Hello again from Jack and Jill in WA. As we look back through the diary it is great to be able to assure you that, no matter how many prospectors come and go around the old mining centres, no one gets all the gold!
When we last wrote, we had just set up our first camp, and spent a few hours swinging the detectors. Jill was still to unearth her first nugget.
This was not the first visit to this site, and we were quite surprised how many more small nuggets could be retrieved now with the latest Minelab GPX 5000 metal detectors. Over the years we have traded up each time a new machine was released. We have never been disappointed in the upgrade and have always been able to find enough gold to cover the changeover cost. However, we know that not everyone has the same experience – there are so many factors influencing success – learning to master your detector, the amount of time you spend on the goldfields, using an appropriate coil for the situation, recognizing potential auriferous ground, and an element of sheer good luck!

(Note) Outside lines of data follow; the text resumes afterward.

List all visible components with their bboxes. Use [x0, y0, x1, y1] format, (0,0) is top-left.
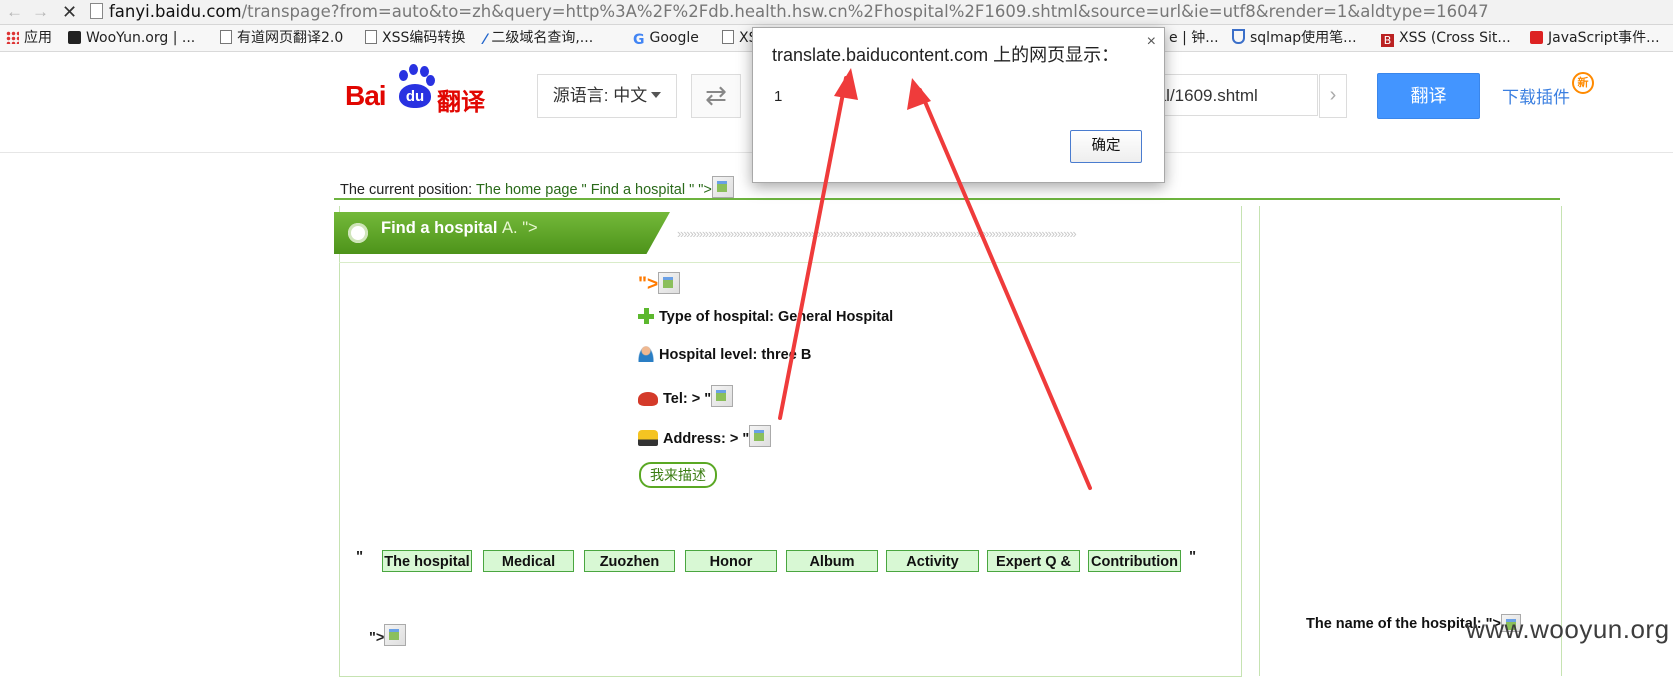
alert-dialog: translate.baiducontent.com 上的网页显示： × 1 确…: [752, 27, 1165, 183]
chevron-down-icon: [651, 92, 662, 98]
apps-icon: [6, 31, 19, 44]
bookmark-javascript[interactable]: JavaScript事件...: [1530, 29, 1660, 47]
bookmark-label: 应用: [24, 30, 52, 46]
stop-icon[interactable]: ✕: [62, 2, 77, 22]
url-field[interactable]: fanyi.baidu.com/transpage?from=auto&to=z…: [90, 1, 1665, 23]
hospital-type: Type of hospital: General Hospital: [638, 308, 893, 325]
phone-icon: [638, 392, 658, 406]
hospital-tabs: " The hospital Medical Zuozhen Honor Alb…: [356, 548, 1206, 574]
bookmark-wooyun[interactable]: WooYun.org | ...: [68, 29, 195, 47]
back-icon[interactable]: ←: [6, 2, 23, 22]
tab-the-hospital[interactable]: The hospital: [382, 550, 472, 572]
injected-quote-bottom: ">: [369, 624, 407, 646]
page-icon: [220, 30, 232, 44]
broken-image-icon: [658, 272, 681, 294]
section-title: Find a hospital A. ">: [381, 219, 538, 237]
forward-icon[interactable]: →: [32, 2, 49, 22]
bookmark-label: XSS (Cross Sit...: [1399, 30, 1511, 46]
broken-image-icon: [711, 176, 734, 198]
translate-button[interactable]: 翻译: [1377, 73, 1480, 119]
close-icon[interactable]: ×: [1147, 33, 1156, 51]
bookmark-label: e | 钟...: [1169, 30, 1219, 46]
swap-languages-button[interactable]: ⇄: [691, 74, 741, 118]
page-icon: [365, 30, 377, 44]
url-path: /transpage?from=auto&to=zh&query=http%3A…: [241, 2, 1489, 21]
bookmark-subdomain[interactable]: ⁄ 二级域名查询,...: [484, 29, 594, 48]
tab-contribution[interactable]: Contribution: [1088, 550, 1181, 572]
watermark: www.wooyun.org: [1466, 614, 1670, 644]
main-content-box: [339, 206, 1242, 677]
tab-honor[interactable]: Honor: [685, 550, 777, 572]
tab-album[interactable]: Album: [786, 550, 878, 572]
injected-quote: ">: [638, 272, 681, 296]
tab-expert-qa[interactable]: Expert Q &: [987, 550, 1080, 572]
browser-address-bar: ← → ✕ fanyi.baidu.com/transpage?from=aut…: [0, 0, 1673, 25]
dialog-title: translate.baiducontent.com 上的网页显示：: [772, 45, 1120, 65]
bookmark-label: JavaScript事件...: [1548, 30, 1660, 46]
bookmark-label: 二级域名查询,...: [491, 30, 594, 46]
ok-button[interactable]: 确定: [1070, 130, 1142, 163]
describe-button[interactable]: 我来描述: [639, 462, 717, 488]
bookmark-label: Google: [649, 30, 699, 46]
bullet-icon: [348, 223, 368, 243]
xss-icon: B: [1381, 34, 1394, 47]
google-icon: G: [633, 32, 645, 48]
broken-image-icon: [749, 425, 772, 447]
bookmark-label: sqlmap使用笔...: [1250, 30, 1357, 46]
page-icon: [90, 3, 103, 19]
taxi-icon: [638, 430, 658, 446]
chevron-right-icon[interactable]: ›: [1319, 74, 1347, 118]
bookmark-zhong[interactable]: e | 钟...: [1169, 29, 1219, 47]
bookmark-apps[interactable]: 应用: [6, 29, 52, 47]
plus-icon: [638, 308, 654, 324]
url-domain: fanyi.baidu.com: [109, 2, 242, 21]
tab-medical[interactable]: Medical: [483, 550, 574, 572]
js-icon: [1530, 31, 1543, 44]
link-icon: ⁄: [484, 32, 487, 48]
bookmark-label: XSS编码转换: [382, 30, 466, 46]
bookmark-xss[interactable]: B XSS (Cross Sit...: [1381, 29, 1511, 47]
decorative-chevrons: »»»»»»»»»»»»»»»»»»»»»»»»»»»»»»»»»»»»»»»»…: [677, 226, 1077, 241]
logo-product: 翻译: [437, 89, 485, 116]
tab-quote-close: ": [1189, 548, 1197, 565]
breadcrumb-prefix: The current position:: [340, 182, 476, 198]
tab-activity[interactable]: Activity: [886, 550, 979, 572]
hospital-tel: Tel: > ": [638, 385, 734, 407]
tab-quote-open: ": [356, 548, 364, 565]
hospital-level: Hospital level: three B: [638, 346, 811, 363]
download-plugin-link[interactable]: 下载插件: [1502, 83, 1570, 108]
breadcrumb: The current position: The home page " Fi…: [340, 176, 734, 198]
bookmark-xss-encode[interactable]: XSS编码转换: [365, 29, 465, 47]
divider: [334, 198, 1560, 200]
broken-image-icon: [384, 624, 407, 646]
bookmark-google[interactable]: G Google: [633, 29, 699, 48]
hospital-address: Address: > ": [638, 425, 772, 447]
bookmark-label: 有道网页翻译2.0: [237, 30, 344, 46]
bookmark-label: WooYun.org | ...: [86, 30, 196, 46]
bookmark-youdao[interactable]: 有道网页翻译2.0: [220, 29, 343, 47]
logo-bai: Bai: [345, 80, 387, 111]
baidu-paw-icon: du: [395, 64, 435, 108]
source-language-label: 源语言: 中文: [552, 86, 648, 105]
bookmark-sqlmap[interactable]: sqlmap使用笔...: [1232, 29, 1357, 47]
broken-image-icon: [711, 385, 734, 407]
sidebar-box: [1259, 206, 1562, 676]
page-icon: [722, 30, 734, 44]
person-icon: [638, 346, 654, 362]
source-language-select[interactable]: 源语言: 中文: [537, 74, 677, 118]
breadcrumb-link[interactable]: The home page " Find a hospital " ">: [476, 182, 712, 198]
wooyun-icon: [68, 31, 81, 44]
divider: [339, 262, 1240, 263]
tab-zuozhen[interactable]: Zuozhen: [584, 550, 675, 572]
shield-icon: [1232, 29, 1245, 44]
dialog-message: 1: [774, 88, 783, 105]
new-badge: 新: [1572, 72, 1594, 94]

For us, each day produced something yellow, with the best daily tally being 25 “sub grammers” and a 6 gram nugget for Jill being the best find for that location. Incidentally, our friend camping in the same area dug down 35 cm for a half ounce piece we had missed amongst some of the small bits.
Adding to the enjoyment of our winter excursions has always been the outback scenery, and, at the second camping place, we decided to visit an advertised nature reserve, boasting outback accommodation in an old shed. However a severely eroded creek crossing presented a challenge Jack was not prepared to risk, even in a 4 wheel drive vehicle. “Plan B” soon presented itself as we explored various tracks, and came across a couple of old mineshafts and the remnants of an early miner’s camp, consisting of a fireplace and the usual paraphernalia left lying around. The surrounding area, with its gentle slopes, liberally scattered with quartz and ironstone rocks, looked likely ground for alluvial nuggets, and we decided to “swing the coil” for an hour before returning to the caravan. Except for the deep shafts, there was no evidence of gold having been found on these hills, so we were quite excited when Jill snagged a .2 gram piece in the first 10 minutes.
Although small and insignificant, it fuelled our enthusiasm, and Jack headed for the nearby creek and was soon rewarded with a number of nuggets in and around the gutter, including a 1 gram piece sitting exposed on a rock bar in the middle of the dry creek bed. Jill continued to work across the slope, regularly turning up small nuggets. The best find for the day weighed 4 grams.
This was indeed a memorable occasion!